Jacob entend la nouvelle et garde le silence, mais ses fils sont furieux. Elle doit être secourue, et les habitants de la ville doivent être punis. Hamor et son fils viennent visiter la famille et lui demandent de consentir au mariage. Les fils de Jacob prétendent prendre leur offre au sérieux. Nous nous installerons parmi vous, disent-ils, et nous nous marierons avec vous, à condition que tous vos hommes soient circoncis. Hamor et Chekem font part de cette proposition aux habitants de la ville, qui sont d’accord.
Le troisième jour après la circoncision, lorsque la douleur est à son paroxysme et que les hommes sont immobilisés, Chimon et Lévi, les frères de Dina, pénètrent dans la ville et tuent chaque homme (Gen. 34:26).
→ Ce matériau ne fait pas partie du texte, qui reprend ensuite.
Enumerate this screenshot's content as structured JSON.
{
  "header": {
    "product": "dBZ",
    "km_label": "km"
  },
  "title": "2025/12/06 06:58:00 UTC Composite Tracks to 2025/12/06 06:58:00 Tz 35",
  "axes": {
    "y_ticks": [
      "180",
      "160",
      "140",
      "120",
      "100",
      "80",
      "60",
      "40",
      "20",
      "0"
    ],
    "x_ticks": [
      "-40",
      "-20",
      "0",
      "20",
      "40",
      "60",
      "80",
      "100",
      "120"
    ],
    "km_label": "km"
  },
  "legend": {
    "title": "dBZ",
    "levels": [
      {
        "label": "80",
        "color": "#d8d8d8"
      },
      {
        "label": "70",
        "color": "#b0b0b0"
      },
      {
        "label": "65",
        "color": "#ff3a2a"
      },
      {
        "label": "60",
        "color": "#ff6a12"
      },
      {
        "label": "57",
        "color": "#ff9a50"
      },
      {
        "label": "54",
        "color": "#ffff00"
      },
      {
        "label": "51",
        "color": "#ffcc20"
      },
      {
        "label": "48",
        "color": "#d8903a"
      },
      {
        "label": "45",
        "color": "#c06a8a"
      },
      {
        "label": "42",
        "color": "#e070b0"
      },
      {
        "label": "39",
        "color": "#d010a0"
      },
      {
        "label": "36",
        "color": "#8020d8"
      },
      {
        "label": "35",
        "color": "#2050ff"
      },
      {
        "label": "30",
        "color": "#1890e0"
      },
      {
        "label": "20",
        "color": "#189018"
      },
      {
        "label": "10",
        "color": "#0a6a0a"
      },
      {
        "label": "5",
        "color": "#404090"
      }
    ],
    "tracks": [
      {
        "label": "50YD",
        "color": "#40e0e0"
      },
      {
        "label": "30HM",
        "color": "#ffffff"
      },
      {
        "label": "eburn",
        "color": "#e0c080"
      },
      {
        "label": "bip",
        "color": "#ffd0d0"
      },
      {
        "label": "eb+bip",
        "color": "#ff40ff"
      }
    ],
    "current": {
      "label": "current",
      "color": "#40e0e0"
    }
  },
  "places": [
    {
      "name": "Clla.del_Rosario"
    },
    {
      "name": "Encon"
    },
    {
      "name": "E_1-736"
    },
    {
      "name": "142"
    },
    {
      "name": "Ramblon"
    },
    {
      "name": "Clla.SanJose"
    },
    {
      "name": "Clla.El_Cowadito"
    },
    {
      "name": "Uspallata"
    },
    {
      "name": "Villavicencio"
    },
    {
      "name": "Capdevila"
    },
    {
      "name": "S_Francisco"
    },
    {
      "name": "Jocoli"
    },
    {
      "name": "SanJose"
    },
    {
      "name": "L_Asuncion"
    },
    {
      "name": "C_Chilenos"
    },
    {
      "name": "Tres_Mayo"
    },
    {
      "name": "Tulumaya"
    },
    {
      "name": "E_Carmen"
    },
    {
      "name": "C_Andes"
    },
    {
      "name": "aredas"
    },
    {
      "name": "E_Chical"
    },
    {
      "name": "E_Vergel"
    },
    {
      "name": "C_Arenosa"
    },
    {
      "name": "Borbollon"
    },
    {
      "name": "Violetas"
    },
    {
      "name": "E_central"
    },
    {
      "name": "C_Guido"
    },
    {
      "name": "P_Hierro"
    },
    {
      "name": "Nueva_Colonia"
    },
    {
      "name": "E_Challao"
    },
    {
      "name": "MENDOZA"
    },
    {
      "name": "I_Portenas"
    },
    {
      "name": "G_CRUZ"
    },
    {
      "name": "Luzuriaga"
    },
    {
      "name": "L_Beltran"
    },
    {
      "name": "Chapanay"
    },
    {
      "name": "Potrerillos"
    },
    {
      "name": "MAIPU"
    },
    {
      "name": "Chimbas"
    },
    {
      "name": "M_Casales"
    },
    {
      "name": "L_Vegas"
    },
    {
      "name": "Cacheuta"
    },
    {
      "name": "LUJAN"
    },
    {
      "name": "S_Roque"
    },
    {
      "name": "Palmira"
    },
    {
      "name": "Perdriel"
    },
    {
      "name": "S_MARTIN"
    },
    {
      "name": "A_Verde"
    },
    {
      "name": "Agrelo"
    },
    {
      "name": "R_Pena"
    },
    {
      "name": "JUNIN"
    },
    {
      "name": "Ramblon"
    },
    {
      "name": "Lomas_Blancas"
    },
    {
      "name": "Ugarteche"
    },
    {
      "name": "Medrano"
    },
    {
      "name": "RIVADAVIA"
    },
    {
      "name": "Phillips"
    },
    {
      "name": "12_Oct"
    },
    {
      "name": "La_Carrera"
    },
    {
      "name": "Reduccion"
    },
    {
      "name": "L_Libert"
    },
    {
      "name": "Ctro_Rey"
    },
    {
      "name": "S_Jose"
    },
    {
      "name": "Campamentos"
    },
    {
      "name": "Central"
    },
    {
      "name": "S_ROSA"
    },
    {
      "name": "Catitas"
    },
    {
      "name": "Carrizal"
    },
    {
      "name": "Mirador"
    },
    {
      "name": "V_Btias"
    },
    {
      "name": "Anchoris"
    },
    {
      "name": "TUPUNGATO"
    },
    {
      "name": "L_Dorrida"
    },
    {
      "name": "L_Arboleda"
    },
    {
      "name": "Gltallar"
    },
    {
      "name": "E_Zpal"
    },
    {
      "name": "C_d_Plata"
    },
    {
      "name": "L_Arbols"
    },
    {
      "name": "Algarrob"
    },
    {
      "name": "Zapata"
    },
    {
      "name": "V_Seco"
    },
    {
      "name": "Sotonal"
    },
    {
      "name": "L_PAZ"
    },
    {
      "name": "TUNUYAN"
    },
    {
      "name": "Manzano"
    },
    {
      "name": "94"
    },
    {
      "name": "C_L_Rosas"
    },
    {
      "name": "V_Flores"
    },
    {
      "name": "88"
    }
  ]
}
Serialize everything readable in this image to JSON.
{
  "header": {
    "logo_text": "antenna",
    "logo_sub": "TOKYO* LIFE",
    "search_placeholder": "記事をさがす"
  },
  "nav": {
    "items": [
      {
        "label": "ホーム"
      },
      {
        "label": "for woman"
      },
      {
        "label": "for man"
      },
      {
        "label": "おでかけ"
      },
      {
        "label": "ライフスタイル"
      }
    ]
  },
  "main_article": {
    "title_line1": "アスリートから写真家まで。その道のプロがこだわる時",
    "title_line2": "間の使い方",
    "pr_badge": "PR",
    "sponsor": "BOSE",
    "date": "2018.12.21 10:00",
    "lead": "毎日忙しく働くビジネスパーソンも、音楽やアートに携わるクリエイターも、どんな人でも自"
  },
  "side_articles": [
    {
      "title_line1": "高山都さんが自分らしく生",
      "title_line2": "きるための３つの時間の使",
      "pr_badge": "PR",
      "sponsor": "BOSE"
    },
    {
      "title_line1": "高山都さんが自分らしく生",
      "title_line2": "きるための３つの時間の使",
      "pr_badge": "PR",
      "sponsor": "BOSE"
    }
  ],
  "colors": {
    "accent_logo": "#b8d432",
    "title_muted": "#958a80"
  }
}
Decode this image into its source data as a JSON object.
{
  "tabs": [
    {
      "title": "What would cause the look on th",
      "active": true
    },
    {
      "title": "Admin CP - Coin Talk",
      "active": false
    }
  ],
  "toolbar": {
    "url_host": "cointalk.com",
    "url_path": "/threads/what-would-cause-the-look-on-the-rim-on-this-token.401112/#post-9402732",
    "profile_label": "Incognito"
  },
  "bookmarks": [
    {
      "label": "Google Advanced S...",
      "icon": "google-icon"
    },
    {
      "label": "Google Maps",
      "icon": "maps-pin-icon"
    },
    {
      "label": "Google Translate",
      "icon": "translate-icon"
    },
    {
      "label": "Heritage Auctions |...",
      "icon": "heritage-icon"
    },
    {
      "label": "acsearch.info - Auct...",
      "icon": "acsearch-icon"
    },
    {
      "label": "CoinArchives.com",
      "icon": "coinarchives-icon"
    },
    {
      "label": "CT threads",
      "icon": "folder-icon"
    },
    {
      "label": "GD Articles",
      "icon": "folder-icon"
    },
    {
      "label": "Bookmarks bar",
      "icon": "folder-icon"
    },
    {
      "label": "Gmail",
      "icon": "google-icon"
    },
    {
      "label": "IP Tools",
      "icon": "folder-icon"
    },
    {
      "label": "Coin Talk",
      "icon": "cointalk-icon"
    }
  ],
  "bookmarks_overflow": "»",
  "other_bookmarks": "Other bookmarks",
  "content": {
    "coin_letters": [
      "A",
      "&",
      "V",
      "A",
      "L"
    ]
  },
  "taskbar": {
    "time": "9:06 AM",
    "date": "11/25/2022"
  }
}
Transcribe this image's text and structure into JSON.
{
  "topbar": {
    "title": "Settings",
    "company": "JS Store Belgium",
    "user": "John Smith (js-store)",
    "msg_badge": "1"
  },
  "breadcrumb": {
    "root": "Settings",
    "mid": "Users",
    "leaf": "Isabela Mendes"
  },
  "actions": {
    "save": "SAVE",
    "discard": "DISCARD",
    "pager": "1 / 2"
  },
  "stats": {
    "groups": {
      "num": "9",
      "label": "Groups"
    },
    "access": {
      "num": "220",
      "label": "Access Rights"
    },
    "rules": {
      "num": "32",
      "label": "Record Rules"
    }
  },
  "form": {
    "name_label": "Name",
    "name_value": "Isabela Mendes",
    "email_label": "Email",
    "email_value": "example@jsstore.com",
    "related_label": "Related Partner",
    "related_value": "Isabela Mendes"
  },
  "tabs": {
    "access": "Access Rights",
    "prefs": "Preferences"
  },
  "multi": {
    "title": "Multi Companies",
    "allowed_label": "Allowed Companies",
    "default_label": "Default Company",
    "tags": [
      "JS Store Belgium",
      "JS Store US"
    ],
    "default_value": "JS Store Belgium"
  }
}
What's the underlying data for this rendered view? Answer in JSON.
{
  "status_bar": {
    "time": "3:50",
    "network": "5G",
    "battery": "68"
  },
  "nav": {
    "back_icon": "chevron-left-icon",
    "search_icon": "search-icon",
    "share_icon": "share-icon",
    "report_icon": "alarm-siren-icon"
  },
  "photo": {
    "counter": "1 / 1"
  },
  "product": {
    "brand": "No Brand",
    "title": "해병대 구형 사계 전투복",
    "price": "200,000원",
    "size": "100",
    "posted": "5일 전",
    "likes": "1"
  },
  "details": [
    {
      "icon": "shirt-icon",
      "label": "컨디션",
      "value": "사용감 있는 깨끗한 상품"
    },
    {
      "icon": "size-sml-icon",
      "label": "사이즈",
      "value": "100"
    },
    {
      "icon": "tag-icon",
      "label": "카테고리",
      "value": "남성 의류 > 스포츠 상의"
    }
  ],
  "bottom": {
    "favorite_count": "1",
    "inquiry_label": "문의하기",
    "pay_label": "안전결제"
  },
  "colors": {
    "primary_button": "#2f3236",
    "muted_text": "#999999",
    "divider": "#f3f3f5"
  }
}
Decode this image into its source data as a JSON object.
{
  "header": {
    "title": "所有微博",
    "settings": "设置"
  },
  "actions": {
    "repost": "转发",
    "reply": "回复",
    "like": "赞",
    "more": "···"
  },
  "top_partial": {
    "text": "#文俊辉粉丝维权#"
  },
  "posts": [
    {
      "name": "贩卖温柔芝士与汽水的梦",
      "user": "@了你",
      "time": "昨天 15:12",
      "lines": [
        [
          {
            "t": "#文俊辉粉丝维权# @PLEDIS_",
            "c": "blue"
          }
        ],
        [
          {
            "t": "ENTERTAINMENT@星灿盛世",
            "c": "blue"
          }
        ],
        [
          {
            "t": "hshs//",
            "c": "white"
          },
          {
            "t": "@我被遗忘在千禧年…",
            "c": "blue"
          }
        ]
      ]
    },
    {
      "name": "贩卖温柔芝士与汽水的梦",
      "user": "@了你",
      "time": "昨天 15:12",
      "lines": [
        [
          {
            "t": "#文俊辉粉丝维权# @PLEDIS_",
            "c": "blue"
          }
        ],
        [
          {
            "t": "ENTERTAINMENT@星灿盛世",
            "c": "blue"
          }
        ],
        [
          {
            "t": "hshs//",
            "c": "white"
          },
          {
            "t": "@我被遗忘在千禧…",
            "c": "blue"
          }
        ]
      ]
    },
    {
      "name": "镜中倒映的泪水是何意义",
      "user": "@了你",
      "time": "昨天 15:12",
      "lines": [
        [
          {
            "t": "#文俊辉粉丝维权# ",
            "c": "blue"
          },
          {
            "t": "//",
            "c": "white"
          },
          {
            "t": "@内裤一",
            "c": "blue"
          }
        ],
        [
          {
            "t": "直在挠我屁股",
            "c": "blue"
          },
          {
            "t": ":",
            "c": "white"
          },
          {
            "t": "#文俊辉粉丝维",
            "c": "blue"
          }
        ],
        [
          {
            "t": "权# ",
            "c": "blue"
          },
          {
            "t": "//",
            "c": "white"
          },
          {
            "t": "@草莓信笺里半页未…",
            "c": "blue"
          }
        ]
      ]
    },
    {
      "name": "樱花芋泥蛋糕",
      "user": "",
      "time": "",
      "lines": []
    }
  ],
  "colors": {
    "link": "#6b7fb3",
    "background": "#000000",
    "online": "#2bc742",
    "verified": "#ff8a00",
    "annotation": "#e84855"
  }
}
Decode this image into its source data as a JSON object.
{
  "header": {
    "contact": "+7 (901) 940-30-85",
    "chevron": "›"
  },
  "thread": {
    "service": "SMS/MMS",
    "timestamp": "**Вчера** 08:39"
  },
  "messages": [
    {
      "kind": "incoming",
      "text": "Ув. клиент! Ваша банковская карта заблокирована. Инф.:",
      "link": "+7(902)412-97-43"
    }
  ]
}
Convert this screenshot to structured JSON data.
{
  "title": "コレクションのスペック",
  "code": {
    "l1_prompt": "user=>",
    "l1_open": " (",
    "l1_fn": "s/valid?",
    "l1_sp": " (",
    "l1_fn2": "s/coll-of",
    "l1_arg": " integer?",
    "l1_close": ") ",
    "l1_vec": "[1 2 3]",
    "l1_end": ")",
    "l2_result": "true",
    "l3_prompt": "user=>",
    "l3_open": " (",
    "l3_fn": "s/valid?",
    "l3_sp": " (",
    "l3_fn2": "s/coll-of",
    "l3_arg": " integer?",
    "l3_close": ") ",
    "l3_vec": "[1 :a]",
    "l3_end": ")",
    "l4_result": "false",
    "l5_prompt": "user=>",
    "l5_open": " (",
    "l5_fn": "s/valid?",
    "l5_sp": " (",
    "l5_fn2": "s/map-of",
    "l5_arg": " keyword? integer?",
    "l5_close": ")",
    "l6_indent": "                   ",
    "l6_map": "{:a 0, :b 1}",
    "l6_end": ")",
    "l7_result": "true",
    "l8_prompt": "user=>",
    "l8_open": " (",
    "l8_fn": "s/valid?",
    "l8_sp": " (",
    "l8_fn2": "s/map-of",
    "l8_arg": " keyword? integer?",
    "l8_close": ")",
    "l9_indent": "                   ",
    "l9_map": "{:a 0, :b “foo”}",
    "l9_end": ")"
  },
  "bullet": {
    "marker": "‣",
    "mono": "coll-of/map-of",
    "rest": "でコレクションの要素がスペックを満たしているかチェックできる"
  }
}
Ce fut une punition terrible. Jacob réprimande ses fils :
"Vous m'avez rendu malheureux en me mettant en mauvaise odeur chez les habitants du pays, le Cananéen et le Phérézéen ; moi, je suis une poignée d'hommes, ils se réuniront contre moi et me frapperont et je serai exterminé avec ma famille."
Gen. 34:30
Mais Chimon et Lévi répondent :
"Devait-on traiter notre sœur comme une prostituée ?"
Gen. 34:31
Le texte indique que Chimon et Lévi ont eu raison de faire ce qu’ils ont fait. De manière inhabituelle, la Torah ajoute à trois reprises un commentaire sur la gravité de la situation :
Mais les enfants de Jacob étaient revenus des champs à cette nouvelle et ces hommes étaient consternés et leur indignation était grande ; car une flétrissure avait eu lieu en Israël par le viol de la fille de Jacob et ce n'est pas ainsi qu'on devait agir.
Gen. 34:7
Les fils de Jacob vinrent dépouiller les cadavres et pillèrent la ville qui avait déshonoré leur sœur.
Gen. 34:27
Pourtant, Jacob condamne leur action, et bien qu’il n’en dise pas plus à ce moment-là, cet événement reste bien présent dans son esprit. Bien des années plus tard - et quinze chapitres plus loin -, sur son lit de mort, il maudit les deux frères pour leur comportement :
Chimon et Lévi ! Digne couple de frères; leurs armes sont des instruments de violence. Ne t'associe point à leurs desseins, ô mon âme! Mon honneur, ne sois pas complice de leur alliance ! Car, dans leur colère, ils ont immolé des hommes et pour leur passion ils ont frappé des taureaux. Maudite soit leur colère, car elle fut malfaisante et leur indignation, car elle a été funeste ! Je veux les séparer dans Jacob, les disperser en Israël.
Gen. 49:5-7
Dans cette controverse, qui avait raison ? Maïmonide justifie le comportement des frères. Dans son code de loi, le Michné Torah, il explique que l’établissement de la justice et la règle de droit est l’une des sept lois de Noa’h, s’appliquant à toute l’humanité :
En quoi consiste l’obligation d’instituer des tribunaux pour les Gentils ? Ils sont obligés de nommer dans chaque région des juges et des magistrats, pour juger sur ces six commandements et en instruire le peuple.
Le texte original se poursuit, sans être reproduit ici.